同じく探偵小説のような設定はされているが、決してミステリー小説ではない。
「ガラスの街」では社会的関係の希薄さについて描かれていたが、
今作では、もう少し根源的な存在、つまりアイデンティティの基本的なモデルを提示している。
つまり鏡像段階について。
これは大学時代、木村ゼミで学んでいたソシオン理論の、非常にわかりやすいたとえ話だ。

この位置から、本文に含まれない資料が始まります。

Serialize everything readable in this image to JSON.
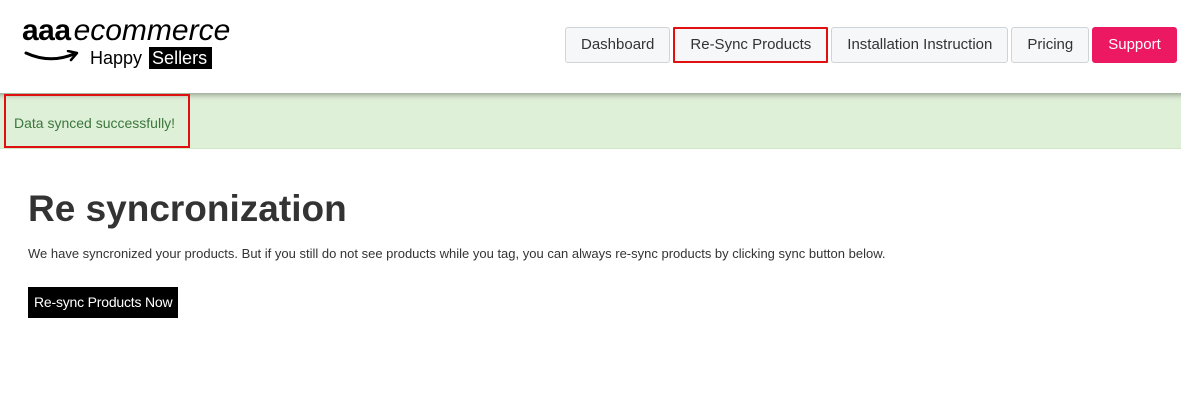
{
  "logo": {
    "brand_bold": "aaa",
    "brand_rest": "ecommerce",
    "tagline_prefix": "Happy",
    "tagline_highlight": "Sellers"
  },
  "nav": {
    "items": [
      {
        "label": "Dashboard"
      },
      {
        "label": "Re-Sync Products"
      },
      {
        "label": "Installation Instruction"
      },
      {
        "label": "Pricing"
      },
      {
        "label": "Support"
      }
    ],
    "active": "Re-Sync Products"
  },
  "alert": {
    "message": "Data synced successfully!"
  },
  "main": {
    "title": "Re syncronization",
    "description": "We have syncronized your products. But if you still do not see products while you tag, you can always re-sync products by clicking sync button below.",
    "button_label": "Re-sync Products Now"
  },
  "colors": {
    "support_button": "#ec1861",
    "highlight_border": "#e01010",
    "alert_background": "#dff0d8",
    "alert_text": "#3c763d",
    "primary_button": "#000000"
  }
}
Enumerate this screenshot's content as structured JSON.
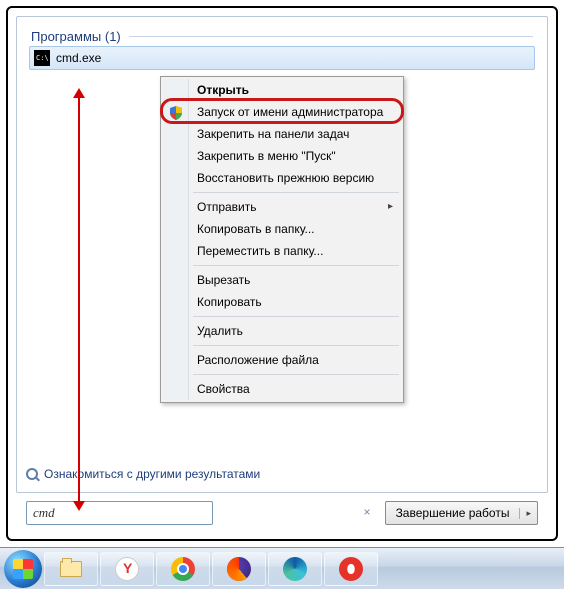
{
  "section": {
    "title": "Программы",
    "count": "(1)"
  },
  "result": {
    "label": "cmd.exe"
  },
  "context_menu": {
    "open": "Открыть",
    "run_as_admin": "Запуск от имени администратора",
    "pin_taskbar": "Закрепить на панели задач",
    "pin_start": "Закрепить в меню \"Пуск\"",
    "restore_prev": "Восстановить прежнюю версию",
    "send_to": "Отправить",
    "copy_to_folder": "Копировать в папку...",
    "move_to_folder": "Переместить в папку...",
    "cut": "Вырезать",
    "copy": "Копировать",
    "delete": "Удалить",
    "file_location": "Расположение файла",
    "properties": "Свойства"
  },
  "more_results_link": "Ознакомиться с другими результатами",
  "search": {
    "value": "cmd",
    "clear": "×"
  },
  "shutdown": {
    "label": "Завершение работы",
    "arrow": "▸"
  },
  "taskbar_icons": [
    "start",
    "explorer",
    "yandex",
    "chrome",
    "firefox",
    "edge",
    "opera"
  ]
}
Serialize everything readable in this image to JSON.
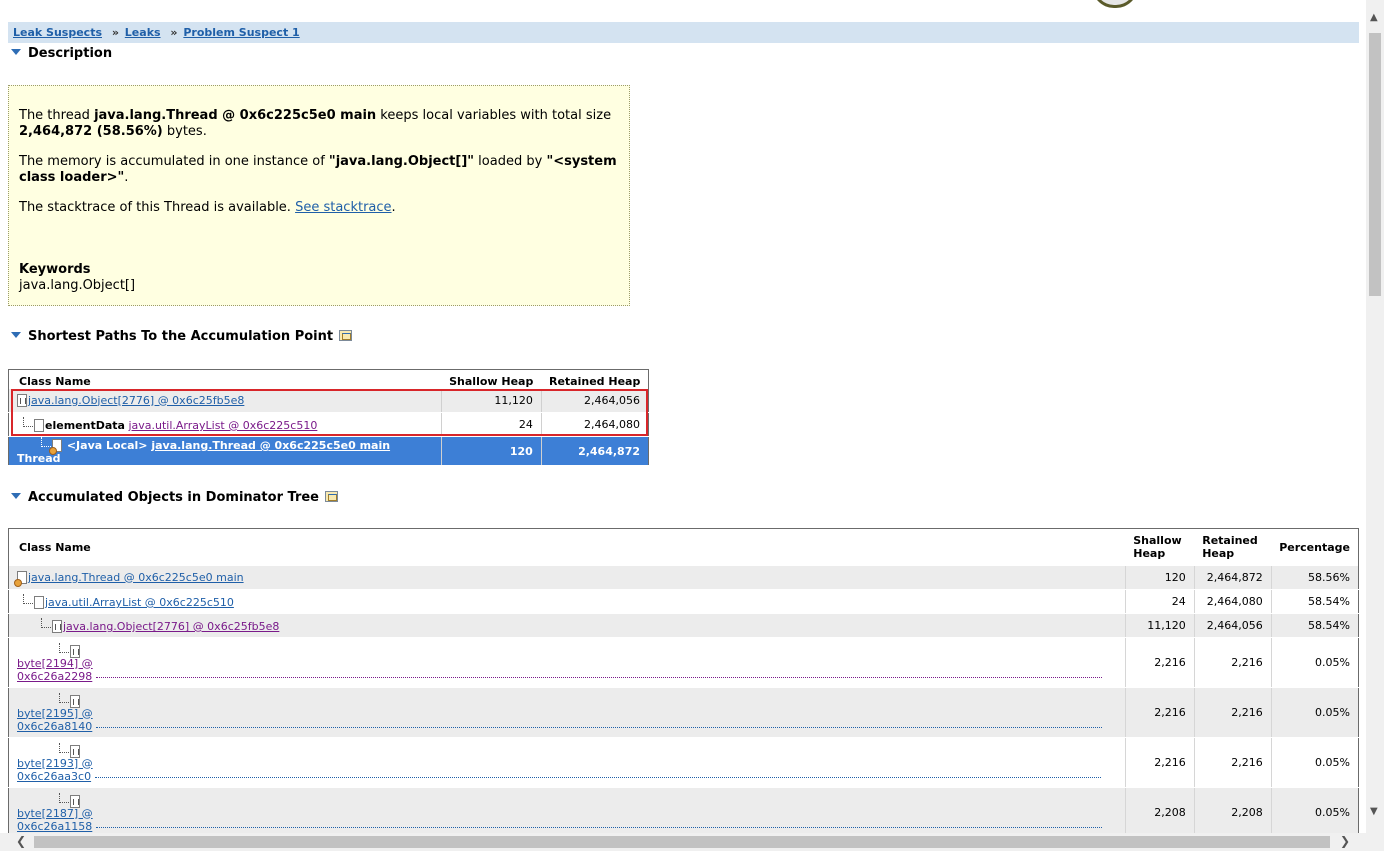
{
  "breadcrumb": [
    {
      "label": "Leak Suspects"
    },
    {
      "sep": "»",
      "label": "Leaks"
    },
    {
      "sep": "»",
      "label": "Problem Suspect 1"
    }
  ],
  "description": {
    "title": "Description",
    "p1_pre": "The thread ",
    "p1_thread": "java.lang.Thread @ 0x6c225c5e0 main",
    "p1_mid": " keeps local variables with total size ",
    "p1_size": "2,464,872 (58.56%)",
    "p1_post": " bytes.",
    "p2_pre": "The memory is accumulated in one instance of ",
    "p2_class": "\"java.lang.Object[]\"",
    "p2_mid": " loaded by ",
    "p2_loader": "\"<system class loader>\"",
    "p2_post": ".",
    "p3_pre": "The stacktrace of this Thread is available. ",
    "p3_link": "See stacktrace",
    "p3_post": ".",
    "keywords_title": "Keywords",
    "keywords_value": "java.lang.Object[]"
  },
  "paths": {
    "title": "Shortest Paths To the Accumulation Point",
    "headers": {
      "class_name": "Class Name",
      "shallow": "Shallow Heap",
      "retained": "Retained Heap"
    },
    "rows": [
      {
        "field": "",
        "link": "java.lang.Object[2776] @ 0x6c25fb5e8",
        "suffix": "",
        "shallow": "11,120",
        "retained": "2,464,056"
      },
      {
        "field": "elementData",
        "link": "java.util.ArrayList @ 0x6c225c510",
        "suffix": "",
        "shallow": "24",
        "retained": "2,464,080"
      },
      {
        "field": "<Java Local>",
        "link": "java.lang.Thread @ 0x6c225c5e0 main",
        "suffix": "Thread",
        "shallow": "120",
        "retained": "2,464,872"
      }
    ]
  },
  "dominator": {
    "title": "Accumulated Objects in Dominator Tree",
    "headers": {
      "class_name": "Class Name",
      "shallow_1": "Shallow",
      "shallow_2": "Heap",
      "retained_1": "Retained",
      "retained_2": "Heap",
      "percentage": "Percentage"
    },
    "rows": [
      {
        "link": "java.lang.Thread @ 0x6c225c5e0 main",
        "shallow": "120",
        "retained": "2,464,872",
        "pct": "58.56%"
      },
      {
        "link": "java.util.ArrayList @ 0x6c225c510",
        "shallow": "24",
        "retained": "2,464,080",
        "pct": "58.54%"
      },
      {
        "link": "java.lang.Object[2776] @ 0x6c25fb5e8",
        "shallow": "11,120",
        "retained": "2,464,056",
        "pct": "58.54%"
      },
      {
        "link1": "byte[2194] @",
        "link2": "0x6c26a2298",
        "shallow": "2,216",
        "retained": "2,216",
        "pct": "0.05%"
      },
      {
        "link1": "byte[2195] @",
        "link2": "0x6c26a8140",
        "shallow": "2,216",
        "retained": "2,216",
        "pct": "0.05%"
      },
      {
        "link1": "byte[2193] @",
        "link2": "0x6c26aa3c0",
        "shallow": "2,216",
        "retained": "2,216",
        "pct": "0.05%"
      },
      {
        "link1": "byte[2187] @",
        "link2": "0x6c26a1158",
        "shallow": "2,208",
        "retained": "2,208",
        "pct": "0.05%"
      }
    ]
  },
  "icons": {
    "collapse": "triangle-down-icon",
    "table": "table-view-icon",
    "object": "object-file-icon",
    "thread": "thread-icon"
  }
}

私は私の考える「わたし」こそが「わたし」だと思い込んでいるが実はそうではない。
「わたし」というのは、
他者へ写り込んだ私Ⅰ、他者から差し示された私Ⅱ、そして私の中の私Ⅲ、
の3つの私によって構成されている。
そしてこれらの私は常に他者との関係性と密接に連携している。
私は鏡という一種のフィルターを通じてしか私の顔を見ることはできないのと同じで、
「わたし」を規定するのは、他者の現前なのであり、
他者は「わたし」を写し出す鏡なのである。


本作では、ブルーの目線から物語が進んでいくが、真の主役はブラック=ホワイトである。
彼はブルーという他者に自分自信を監視させることによってアイデンティティを模索する。
そしてブラックを監視するブルー自身もまた、
彼との関係性の中から自分自身(わたし)を見つめ直すことになる。


作者自身、この物語が鏡像ネットワークについての考察なのだということを
文中に書き記してる節がある。
全てをここで紹介するわけにはいかないので、一部だけ。
 

p21
想いにふける、スペキュレート。
見張る、傍観するという意味のラテン語スペクラトゥースから来ていて、
鏡を意味する英語スペキュラムともつながっている。
道の向こうにいるブラックを見張っていると、
ブルーは何だか鏡を見ているような気がしてくる。
事実彼は、自分がただ単に一人の他人を見ているだけでなく、
自分自身をも見つめているということに思いあたる。


p94
その男には私が必要なんだ、と目をそらしたままブラックは言う。
彼を見ている私の目が必要なんです。
自分が生きているあかしとして、私を必要としているんです。


難しいことは抜きで読んでも純粋に面白いのだが、
読み進めるうちに、自分が大学時代にテーマにしていた内容と、
思いがけずシンクロしだしたので
中断することができずに一晩で読み終えてしまった。